S3_BUCKET = 's3://nba-foul-dataset-oh/frames/'

def count_clips_in_dir(base_dir):
    """Count unique clips from both foul and non-foul directories"""
    clips = set()
    
    # Check both directories with correct paths
    paths_to_check = [
        os.path.join(base_dir, '2023-24'),           # Foul clips
        os.path.join(base_dir, 'non_fouls', '2023-24')  # Non-foul clips
    ]
    
    for dir_path in paths_to_check:
        if not os.path.exists(dir_path):
            continue
        
        for game_folder in os.listdir(dir_path):
            game_path = os.path.join(dir_path, game_folder)
            if not os.path.isdir(game_path):
                continue
                
            for filename in os.listdir(game_path):
                match = re.match(r'(\d+)_(\d+)_frame_\d+\.jpg', filename)
                if match:
                    game_id, event_id = match.groups()
                    clips.add(f"{game_id}_{event_id}")
    
    return len(clips)

# Check existing
num_existing = count_clips_in_dir(FRAME_DIR)
expected_total = 2214  # 1213 fouls + 1001 non-fouls

print(f"Current: {num_existing} / {expected_total} clips")

if num_existing >= 2200:  # Allow reasonable margin for clips with varying frame counts
    print(f"✓ Download appears complete, skipping")
else:
    print(f"Syncing from S3 (output suppressed for speed)...\n")
    
    start_time = time.time()
    
    # Download with no output (fastest)
    !aws s3 sync {S3_BUCKET} {FRAME_DIR} --region {AWS_REGION} --no-progress --only-show-errors
    
    # Final count
    final_count = count_clips_in_dir(FRAME_DIR)
    elapsed = time.time() - start_time
    
    print(f"\n✓ Sync complete: {final_count} / {expected_total} clips in {elapsed/60:.1f} min")
    
    if final_count < 2200:
        print(f"⚠️  Only {final_count} clips - check S3 or re-run to resume")
    else:
        print(f"✓ Run Cell 5 to reorganize frames")

In [None]:
import os
import re
import shutil
from tqdm import tqdm

TRAINING_DIR = f'{DRIVE_ROOT}/frames_training'

# Check if already reorganized
if os.path.exists(TRAINING_DIR):
    existing_clips = [d for d in os.listdir(TRAINING_DIR) if os.path.isdir(os.path.join(TRAINING_DIR, d))]
    print(f"✓ Training frames already reorganized!")
    print(f"✓ Found {len(existing_clips)} clips in {TRAINING_DIR}")
    print(f"\nSkipping reorganization.
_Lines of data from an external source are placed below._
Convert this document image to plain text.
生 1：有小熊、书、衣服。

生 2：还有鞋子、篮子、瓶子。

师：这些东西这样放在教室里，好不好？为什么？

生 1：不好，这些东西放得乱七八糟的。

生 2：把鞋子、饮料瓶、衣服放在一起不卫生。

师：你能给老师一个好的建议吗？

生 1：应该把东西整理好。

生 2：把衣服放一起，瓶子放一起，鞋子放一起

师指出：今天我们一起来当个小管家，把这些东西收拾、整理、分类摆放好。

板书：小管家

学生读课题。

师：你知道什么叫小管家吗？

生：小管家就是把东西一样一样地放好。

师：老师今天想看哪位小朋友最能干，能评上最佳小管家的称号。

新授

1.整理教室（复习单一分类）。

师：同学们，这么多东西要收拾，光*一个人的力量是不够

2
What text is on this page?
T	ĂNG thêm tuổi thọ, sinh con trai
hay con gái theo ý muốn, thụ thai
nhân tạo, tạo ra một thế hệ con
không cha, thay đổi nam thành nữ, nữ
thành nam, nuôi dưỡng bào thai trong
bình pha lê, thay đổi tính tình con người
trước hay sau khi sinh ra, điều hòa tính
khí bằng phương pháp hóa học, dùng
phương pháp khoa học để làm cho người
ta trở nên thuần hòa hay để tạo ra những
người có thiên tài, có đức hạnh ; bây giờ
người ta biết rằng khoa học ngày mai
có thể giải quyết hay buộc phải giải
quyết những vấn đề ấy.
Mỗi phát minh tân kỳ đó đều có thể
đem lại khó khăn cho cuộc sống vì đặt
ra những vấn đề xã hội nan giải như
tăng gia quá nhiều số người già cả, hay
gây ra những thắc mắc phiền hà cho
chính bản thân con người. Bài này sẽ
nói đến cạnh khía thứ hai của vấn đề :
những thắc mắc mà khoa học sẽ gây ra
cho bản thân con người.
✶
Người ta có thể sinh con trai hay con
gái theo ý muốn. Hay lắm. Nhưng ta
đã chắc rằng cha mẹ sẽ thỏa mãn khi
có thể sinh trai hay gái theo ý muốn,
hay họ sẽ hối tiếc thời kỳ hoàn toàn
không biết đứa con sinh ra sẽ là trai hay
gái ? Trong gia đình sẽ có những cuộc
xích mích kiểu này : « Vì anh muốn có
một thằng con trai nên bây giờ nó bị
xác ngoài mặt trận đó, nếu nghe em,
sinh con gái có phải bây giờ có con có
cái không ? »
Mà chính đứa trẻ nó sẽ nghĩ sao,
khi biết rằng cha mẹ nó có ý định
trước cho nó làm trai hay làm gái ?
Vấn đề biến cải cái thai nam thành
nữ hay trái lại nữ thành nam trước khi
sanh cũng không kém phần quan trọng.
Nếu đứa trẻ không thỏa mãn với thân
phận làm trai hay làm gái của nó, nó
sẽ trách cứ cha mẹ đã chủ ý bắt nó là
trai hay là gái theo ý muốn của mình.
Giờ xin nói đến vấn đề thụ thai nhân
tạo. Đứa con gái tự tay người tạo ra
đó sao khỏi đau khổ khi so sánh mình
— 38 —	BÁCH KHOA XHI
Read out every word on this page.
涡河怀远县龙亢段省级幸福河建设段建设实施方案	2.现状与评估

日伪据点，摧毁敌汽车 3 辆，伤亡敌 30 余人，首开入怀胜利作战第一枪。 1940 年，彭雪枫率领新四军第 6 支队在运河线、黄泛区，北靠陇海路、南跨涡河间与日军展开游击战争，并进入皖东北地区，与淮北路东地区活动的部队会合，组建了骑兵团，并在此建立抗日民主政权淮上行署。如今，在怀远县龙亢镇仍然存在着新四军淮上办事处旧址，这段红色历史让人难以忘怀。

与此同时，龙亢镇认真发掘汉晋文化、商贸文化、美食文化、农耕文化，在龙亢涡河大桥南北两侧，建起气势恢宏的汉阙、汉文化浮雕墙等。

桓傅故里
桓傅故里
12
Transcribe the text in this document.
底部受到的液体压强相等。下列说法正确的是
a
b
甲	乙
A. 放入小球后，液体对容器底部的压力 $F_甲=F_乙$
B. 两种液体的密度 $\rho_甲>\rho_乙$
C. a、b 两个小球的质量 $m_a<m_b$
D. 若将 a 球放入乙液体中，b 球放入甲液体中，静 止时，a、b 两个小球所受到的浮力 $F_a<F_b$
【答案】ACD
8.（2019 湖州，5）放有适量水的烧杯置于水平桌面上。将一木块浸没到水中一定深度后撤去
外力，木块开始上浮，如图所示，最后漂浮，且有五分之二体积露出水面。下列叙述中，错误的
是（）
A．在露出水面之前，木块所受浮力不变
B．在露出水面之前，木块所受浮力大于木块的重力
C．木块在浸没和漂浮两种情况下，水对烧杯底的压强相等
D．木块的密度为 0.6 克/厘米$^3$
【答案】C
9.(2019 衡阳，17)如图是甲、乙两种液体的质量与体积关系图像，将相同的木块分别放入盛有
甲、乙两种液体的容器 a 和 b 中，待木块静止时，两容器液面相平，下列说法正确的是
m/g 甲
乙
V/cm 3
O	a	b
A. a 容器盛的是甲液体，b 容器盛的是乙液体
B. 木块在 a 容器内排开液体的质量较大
Delete {TRAINING_DIR} to re-run.")
else:
    print("="*80)
    print("REORGANIZING FRAMES FOR TRAINING")
    print("="*80)
    print(f"Source: {FRAME_DIR}")
    print(f"Destination: {TRAINING_DIR}")
    print(f"\nProcessing both foul and non-foul clips...")
    print(f"Converting: {'{game_id}/{game_id}_{event_id}_frame_X.jpg'}")
    print(f"To:         {'{game_id}_{event_id}/XXXXXX.jpg'}")
    print()
    
    os.makedirs(TRAINING_DIR, exist_ok=True)
    
    clips_created = 0
    frames_copied = 0
    
    # Process both foul and non-foul directories with correct paths
    sources = [
        ('2023-24', os.path.join(FRAME_DIR, '2023-24')),
        ('non_fouls', os.path.join(FRAME_DIR, 'non_fouls', '2023-24'))
    ]
    
    for label, source_dir in sources:
        if not os.path.exists(source_dir):
            print(f"Skipping {label} (not found)")
            continue
        
        # Get list of all game folders
        game_folders = [d for d in os.listdir(source_dir) if os.path.isdir(os.path.join(source_dir, d))]
        
        print(f"Processing {len(game_folders)} folders from {label}...")
        
        for game_folder in tqdm(game_folders, desc=label):
            game_path = os.path.join(source_dir, game_folder)
            
            for filename in os.listdir(game_path):
                # Parse: {game_id}_{event_id}_frame_{idx}.jpg
                match = re.match(r'(\d+)_(\d+)_frame_(\d+)\.jpg', filename)
                if match:
                    game_id, event_id, frame_idx = match.groups()
                    
                    # Create clip directory
                    clip_dir = os.path.join(TRAINING_DIR, f"{game_id}_{event_id}")
                    if not os.path.exists(clip_dir):
                        os.makedirs(clip_dir, exist_ok=True)
                        clips_created += 1
                    
                    # Copy frame with new name: XXXXXX.jpg (6-digit zero-padded)
                    src_file = os.path.join(game_path, filename)
                    dst_file = os.path.join(clip_dir, f"{int(frame_idx):06d}.jpg")
                    shutil.copy2(src_file, dst_file)
                    frames_copied += 1
    
    print(f"\n✓ Reorganization complete!")
    print(f"  Clips created: {clips_created}")
    print(f"  Frames copied: {frames_copied}")
    print(f"  Location: {TRAINING_DIR}")
    
    # Verify
    !du -sh {TRAINING_DIR}
    
    print(f"\n✓ Ready for training! Use this path in Cell 7: {TRAINING_DIR}")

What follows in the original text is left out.